Eden Smith, a junior in anthropology, has been on the birth control pill since being diagnosed with PCOS last winter. With symptoms of acne, irregular periods and excess hair growth, it wasn't obvious what she had until her mentor noticed and recommended she see a gynecologist. After testing for low levels of estrogen and high levels of testosterone, she was diagnosed with PCOS.
"It's really picking the lesser of evils," said Smith, talking about her switch from Nexplanon, an implant in the arm, to the pill after her diagnosis.
Maddie Johnson, a senior in political science at the College of Charleston, is all too familiar with this choice. The two women shared their stories over Starbucks cups thick with condensation, as Johnson was visiting Smith for the weekend. From negative experiences with health services to debilitating cramps, she's gone through the ringer with women's healthcare. The worst being the Pfizer-developed birth control shot.
The Depo shot, a tri-monthly shot of progesterone to prevent pregnancy, is currently under scrutiny in a lawsuit for causing brain tumors in over 1,000 women, according to the New York Post. Johnson received one dose of the shot before the logistics of planning her healthcare between school and home became too difficult.

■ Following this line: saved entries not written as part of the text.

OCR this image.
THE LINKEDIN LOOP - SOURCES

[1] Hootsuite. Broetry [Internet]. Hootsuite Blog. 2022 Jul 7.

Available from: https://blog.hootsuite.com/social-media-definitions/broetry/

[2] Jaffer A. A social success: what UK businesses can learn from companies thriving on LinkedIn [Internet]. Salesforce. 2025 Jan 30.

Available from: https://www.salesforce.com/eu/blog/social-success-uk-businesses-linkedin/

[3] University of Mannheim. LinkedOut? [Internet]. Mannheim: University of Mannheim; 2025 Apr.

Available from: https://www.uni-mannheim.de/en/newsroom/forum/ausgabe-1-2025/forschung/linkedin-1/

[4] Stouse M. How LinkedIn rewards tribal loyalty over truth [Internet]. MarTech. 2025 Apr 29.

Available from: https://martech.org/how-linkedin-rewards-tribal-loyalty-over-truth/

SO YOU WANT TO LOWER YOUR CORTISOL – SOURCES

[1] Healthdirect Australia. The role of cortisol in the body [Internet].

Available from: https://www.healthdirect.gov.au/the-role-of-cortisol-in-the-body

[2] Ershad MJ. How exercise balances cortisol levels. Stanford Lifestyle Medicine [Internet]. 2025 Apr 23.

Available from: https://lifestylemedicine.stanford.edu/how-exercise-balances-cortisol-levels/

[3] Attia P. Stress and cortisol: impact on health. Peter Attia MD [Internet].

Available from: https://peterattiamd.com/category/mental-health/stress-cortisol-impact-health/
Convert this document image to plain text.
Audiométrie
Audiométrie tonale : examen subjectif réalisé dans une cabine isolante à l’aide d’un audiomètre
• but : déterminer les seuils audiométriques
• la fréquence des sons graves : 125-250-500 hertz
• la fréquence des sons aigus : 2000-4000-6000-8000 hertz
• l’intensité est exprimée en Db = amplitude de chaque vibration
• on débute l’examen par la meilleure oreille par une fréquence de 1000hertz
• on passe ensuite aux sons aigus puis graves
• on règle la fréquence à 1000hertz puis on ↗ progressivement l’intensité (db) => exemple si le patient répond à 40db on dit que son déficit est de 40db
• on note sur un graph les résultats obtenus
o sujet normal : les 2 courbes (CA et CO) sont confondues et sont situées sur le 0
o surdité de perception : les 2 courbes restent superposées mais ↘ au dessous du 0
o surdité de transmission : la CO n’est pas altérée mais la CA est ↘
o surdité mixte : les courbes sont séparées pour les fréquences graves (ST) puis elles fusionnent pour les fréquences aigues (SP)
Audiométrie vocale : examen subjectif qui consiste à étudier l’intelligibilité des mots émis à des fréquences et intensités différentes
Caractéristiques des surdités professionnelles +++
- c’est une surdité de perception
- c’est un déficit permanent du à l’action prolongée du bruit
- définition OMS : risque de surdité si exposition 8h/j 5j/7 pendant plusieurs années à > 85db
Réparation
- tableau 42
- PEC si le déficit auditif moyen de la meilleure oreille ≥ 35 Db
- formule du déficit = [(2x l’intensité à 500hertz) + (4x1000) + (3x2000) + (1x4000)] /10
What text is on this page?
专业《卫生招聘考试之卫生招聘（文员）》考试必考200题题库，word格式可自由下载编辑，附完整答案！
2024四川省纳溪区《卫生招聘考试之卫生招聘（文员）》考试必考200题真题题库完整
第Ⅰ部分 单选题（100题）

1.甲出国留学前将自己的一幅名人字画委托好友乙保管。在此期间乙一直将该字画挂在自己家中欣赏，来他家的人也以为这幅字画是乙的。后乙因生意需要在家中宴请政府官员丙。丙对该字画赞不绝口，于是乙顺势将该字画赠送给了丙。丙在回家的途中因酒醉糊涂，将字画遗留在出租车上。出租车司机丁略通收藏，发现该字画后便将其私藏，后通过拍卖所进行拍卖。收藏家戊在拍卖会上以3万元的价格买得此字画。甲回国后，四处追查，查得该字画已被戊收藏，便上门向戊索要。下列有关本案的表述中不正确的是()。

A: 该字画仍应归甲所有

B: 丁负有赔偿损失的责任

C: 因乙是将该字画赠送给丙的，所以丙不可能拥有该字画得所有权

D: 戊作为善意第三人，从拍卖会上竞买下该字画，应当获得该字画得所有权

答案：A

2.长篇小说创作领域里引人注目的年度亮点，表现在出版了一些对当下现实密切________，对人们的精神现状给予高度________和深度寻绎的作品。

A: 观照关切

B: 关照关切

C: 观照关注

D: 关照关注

"It's hard to know what is normal — like, does the fact that I was on chemo for three years affect my periods?" said Johnson. A survivor of childhood cancer, Johnson had leukemia from ages three to six. Despite not remembering her years with cancer, it's a key factor for her to consider with health concerns.
"They don't know the long-term side effects because my generation is the first that didn't die," said Johnson. Besides going through menopause early, there is virtually no research on how chemo affects women's reproductive systems. Though Johnson doesn't have PCOS, the factor of her childhood cancer remains a huge unknown in her reproductive health.
The two women expressed concern that with Roe v. Wade falling, other controversial cases would be overturned, like same-sex marriage and equal access to reproductive regulation resources.
"Previously, we've had a culture where women's health is being neglected, and now it's just being fully erased."
— Eden Smith
The bigger picture
Today, birth control is on the chopping block as family planning is under attack from the Trump administration. Family planning healthcare — IVF, birth control and abortion — is being targeted as the administration threatens to take away women's choice in their healthcare. Factors like decreasing funding in federal healthcare contribute to inaccessibility of birth control, a particularly relevant issue with the weeks-long government shutdown this fall. The shutdown threatens mass layoffs for federal workers, with already underfunded women's healthcare clinics now barely able to keep their doors open.
Birth control is more than just preventing pregnancy — it is the core of women's health. In an area where 50% of the population's health has been ignored, it is the only answer that most women have for their menstrual health concerns. The removal of this cornerstone in women's healthcare would be detrimental to anyone who relies on it for managing hormones, preventing serious cramping and the countless other issues women use it for. Birth control is the core of women's right to their bodily autonomy, and to remove it would be a near death sentence for many women.